The seasonal British restaurant is perfect for lunchtime luxury.
Tucked off the side of Balham’s busy public transport junction, where the underground collides with South West Rail’s train network, Lamberts, a seasonal British restaurant with a twist to every bite, sits in serene silence. SWL’s Joe Short does lunch…
More often than not lunch falls into two categories: either a quick bite to eat between meetings at work, or an opulent celebration of someone’s birthday.
Well, lunch should have a third category – enjoyable for no particular occasion. We should all be allowed a decadent Friday afternoon once in a while and thankfully Lamberts caters for this necessity with their 12:30-14:30 menu.
The noticeable thing when entering Lamberts’ glorious French-windowed frontage is its atmosphere. You descend from Balham’s noisy rail junction into a sealed casement of serenity. It’s like being in a BMW advert when the driver shuts his car door and suddenly all is quiet – only here you are massaged by the peaceful background tones of music and chatter and not an inane voiceover telling you about warranties.
We are greeted by Stéphane, Lamberts’ head waiter, and shown through the long, modestly decorated dining hall to our table, of which two bowled wine glasses sit and sparkle with excitement. Lunch should always include wine.
We began our meal with English sparkling wine to freshen the taste buds, before starters of pork brawn and Stichelton & walnut tart arrived. Now, usually in established, up-market restaurants starters can be a bit of a risk if you want something with an inkling of mass to it. Too often it is comprised of a pot of meat, a pickle and a biscuit.
Well, my potted brawn, piccalilli and sliced toast certainly looked measly on the menu but boy did it pack a punch in flavour and filling. The brawn was an unexpected treat – a compact pot of pork and nuts subtly herbed. Although the intensity of the viscous piccalilli rather hampered much of the brawn’s taste, its texture was enough to tick the box as I waited for my mains.
Meanwhile, across the table was an already empty plate that once stood a tart. I succeeded in pinching a couple of mouthfuls of the Stichelton et al and the texture of the pastry made me quite jealous of my meaty beginning.
Now, as impressed as we both were with the starters, the mains really proved eye openers. Quite often people will advise that you must do something: you must watch Breaking Bad; oh you must read the new issue of Take a Break; I can’t believe you’ve never been hitchhiking in Thailand.
All these musts are very annoying, but actually I’m going to join the party on this one. If you’re going to Lamberts, you absolutely MUST try the hake.
The hake on spinach is Lamberts’ special. What makes the dish so appealing is not simply the perfection of the salty hake fillet, but half-mashed potatoes lurking below.
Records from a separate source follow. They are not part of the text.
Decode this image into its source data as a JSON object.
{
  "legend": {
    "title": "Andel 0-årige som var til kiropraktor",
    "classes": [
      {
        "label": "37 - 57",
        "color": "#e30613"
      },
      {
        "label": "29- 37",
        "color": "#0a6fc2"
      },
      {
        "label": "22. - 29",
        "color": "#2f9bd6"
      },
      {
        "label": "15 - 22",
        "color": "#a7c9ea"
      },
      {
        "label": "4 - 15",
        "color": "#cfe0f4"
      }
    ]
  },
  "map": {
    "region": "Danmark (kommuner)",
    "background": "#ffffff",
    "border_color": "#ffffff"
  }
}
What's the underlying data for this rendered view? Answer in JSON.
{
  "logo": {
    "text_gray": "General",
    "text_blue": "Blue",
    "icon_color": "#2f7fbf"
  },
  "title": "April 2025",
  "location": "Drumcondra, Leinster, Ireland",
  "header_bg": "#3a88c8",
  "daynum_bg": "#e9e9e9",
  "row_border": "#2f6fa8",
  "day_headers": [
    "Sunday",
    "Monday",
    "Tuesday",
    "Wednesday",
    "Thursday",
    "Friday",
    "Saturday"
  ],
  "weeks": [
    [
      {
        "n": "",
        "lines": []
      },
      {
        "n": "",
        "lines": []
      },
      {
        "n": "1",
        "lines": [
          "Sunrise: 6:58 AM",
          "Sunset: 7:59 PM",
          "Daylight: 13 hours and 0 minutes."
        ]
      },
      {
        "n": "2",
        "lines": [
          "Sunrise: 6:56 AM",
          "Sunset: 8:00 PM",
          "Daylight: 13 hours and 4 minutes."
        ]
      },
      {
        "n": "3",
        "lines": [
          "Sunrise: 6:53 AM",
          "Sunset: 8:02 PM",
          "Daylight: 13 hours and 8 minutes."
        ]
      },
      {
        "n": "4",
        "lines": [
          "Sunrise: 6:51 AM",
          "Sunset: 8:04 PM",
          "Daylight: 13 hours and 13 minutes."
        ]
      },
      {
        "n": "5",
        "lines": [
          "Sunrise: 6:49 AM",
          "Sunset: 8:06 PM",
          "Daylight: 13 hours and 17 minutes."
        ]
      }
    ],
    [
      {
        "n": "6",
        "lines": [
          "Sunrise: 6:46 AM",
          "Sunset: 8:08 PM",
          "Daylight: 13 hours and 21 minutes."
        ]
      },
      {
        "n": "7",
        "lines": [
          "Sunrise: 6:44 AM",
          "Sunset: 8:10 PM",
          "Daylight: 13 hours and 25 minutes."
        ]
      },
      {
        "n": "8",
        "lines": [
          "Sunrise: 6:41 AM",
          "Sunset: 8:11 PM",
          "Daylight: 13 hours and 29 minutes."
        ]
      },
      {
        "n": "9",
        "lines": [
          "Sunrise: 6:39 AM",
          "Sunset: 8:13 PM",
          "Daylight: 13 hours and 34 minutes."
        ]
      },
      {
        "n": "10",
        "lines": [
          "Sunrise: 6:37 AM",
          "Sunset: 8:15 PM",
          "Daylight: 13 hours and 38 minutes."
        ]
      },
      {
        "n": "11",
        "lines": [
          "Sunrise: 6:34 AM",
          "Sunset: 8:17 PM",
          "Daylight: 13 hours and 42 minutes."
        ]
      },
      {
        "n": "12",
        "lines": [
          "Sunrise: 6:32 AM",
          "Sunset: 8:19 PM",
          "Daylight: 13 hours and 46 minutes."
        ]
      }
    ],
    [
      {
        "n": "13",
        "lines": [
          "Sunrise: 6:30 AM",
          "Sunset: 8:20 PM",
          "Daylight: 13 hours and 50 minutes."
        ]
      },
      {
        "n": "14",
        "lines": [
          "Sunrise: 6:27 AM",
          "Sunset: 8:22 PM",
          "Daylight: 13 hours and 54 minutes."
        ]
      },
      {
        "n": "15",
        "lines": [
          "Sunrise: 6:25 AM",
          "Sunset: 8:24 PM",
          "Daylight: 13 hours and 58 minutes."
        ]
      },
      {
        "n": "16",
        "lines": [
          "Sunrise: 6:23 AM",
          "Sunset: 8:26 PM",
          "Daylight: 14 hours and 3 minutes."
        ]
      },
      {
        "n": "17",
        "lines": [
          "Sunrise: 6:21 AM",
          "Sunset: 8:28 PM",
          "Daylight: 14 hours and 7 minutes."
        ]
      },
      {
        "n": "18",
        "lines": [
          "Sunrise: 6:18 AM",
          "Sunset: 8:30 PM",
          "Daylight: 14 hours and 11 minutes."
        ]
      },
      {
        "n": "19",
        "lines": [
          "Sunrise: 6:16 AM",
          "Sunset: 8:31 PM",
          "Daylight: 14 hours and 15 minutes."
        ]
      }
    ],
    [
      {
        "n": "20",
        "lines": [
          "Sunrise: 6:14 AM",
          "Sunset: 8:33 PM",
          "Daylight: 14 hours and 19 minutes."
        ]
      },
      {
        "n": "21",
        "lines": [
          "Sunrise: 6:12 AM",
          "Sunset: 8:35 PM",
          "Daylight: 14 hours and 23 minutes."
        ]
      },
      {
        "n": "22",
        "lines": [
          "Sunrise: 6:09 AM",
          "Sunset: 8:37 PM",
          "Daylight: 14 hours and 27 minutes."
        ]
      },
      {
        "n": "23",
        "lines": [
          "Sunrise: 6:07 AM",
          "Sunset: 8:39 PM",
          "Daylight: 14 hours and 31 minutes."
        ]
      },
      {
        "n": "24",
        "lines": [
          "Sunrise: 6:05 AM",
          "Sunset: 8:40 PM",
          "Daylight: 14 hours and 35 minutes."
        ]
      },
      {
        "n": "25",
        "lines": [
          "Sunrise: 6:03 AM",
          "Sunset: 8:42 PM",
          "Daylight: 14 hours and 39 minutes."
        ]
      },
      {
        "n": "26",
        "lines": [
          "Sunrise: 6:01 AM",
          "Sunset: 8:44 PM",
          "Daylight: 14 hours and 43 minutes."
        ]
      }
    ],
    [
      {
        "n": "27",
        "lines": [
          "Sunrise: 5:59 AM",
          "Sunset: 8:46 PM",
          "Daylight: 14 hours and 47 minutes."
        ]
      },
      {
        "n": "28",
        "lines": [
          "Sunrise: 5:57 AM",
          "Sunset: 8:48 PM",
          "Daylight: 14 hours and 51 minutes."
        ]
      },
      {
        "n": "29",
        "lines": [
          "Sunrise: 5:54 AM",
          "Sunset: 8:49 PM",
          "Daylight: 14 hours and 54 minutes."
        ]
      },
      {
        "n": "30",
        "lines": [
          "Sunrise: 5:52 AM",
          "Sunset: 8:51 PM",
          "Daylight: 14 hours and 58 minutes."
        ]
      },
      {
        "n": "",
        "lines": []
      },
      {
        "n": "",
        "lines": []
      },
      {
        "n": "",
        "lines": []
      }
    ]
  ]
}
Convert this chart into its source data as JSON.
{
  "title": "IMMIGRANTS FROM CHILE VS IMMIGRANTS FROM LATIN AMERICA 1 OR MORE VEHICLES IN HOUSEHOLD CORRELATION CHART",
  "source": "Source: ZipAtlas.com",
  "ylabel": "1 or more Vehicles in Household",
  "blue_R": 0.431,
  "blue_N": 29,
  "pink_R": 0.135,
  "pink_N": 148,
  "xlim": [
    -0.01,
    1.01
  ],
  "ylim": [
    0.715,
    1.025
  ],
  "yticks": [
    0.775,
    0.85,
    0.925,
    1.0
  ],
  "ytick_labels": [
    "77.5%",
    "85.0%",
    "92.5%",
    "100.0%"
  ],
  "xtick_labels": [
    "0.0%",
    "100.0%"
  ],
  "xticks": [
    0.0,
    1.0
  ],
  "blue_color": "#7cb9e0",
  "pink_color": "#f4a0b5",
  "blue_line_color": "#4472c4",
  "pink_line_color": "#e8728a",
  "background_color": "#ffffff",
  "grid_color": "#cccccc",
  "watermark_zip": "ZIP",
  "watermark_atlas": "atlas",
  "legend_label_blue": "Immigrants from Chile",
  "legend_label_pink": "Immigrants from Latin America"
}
The result is a chopped baby potato base with buttered spud filling, almost like a muffin with nice, tick blueberries baulked inside, supporting the delicate fish.
As I devoured the hake drizzled in sweet chive butter sauce, my +1 attacked Lamberts’ squash ravioli with wild mushrooms. When done right, vegetarian dishes can be the hidden gem in a menu and this certainly proved to be so, with the mushrooms infiltrating the delicate balance of squash and sage nut butter with each mouthful.
We were both fairly full at this point and satiated with our lunchtime outing. If you’re heading back to the office then this is a good time to turn and depart, but if you’re chasing a lazy afternoon then it’s worth ordering Lamberts’ slightly uninspiring yet more than passable cheese selection to accompany a coffee.
Transforming your lunchtime tastes couldn’t be simpler and, although it may set you back £30-£40 (including wine), it’s worth considering how much pleasure you’ll get compared to a Sainsbury’s meal deal.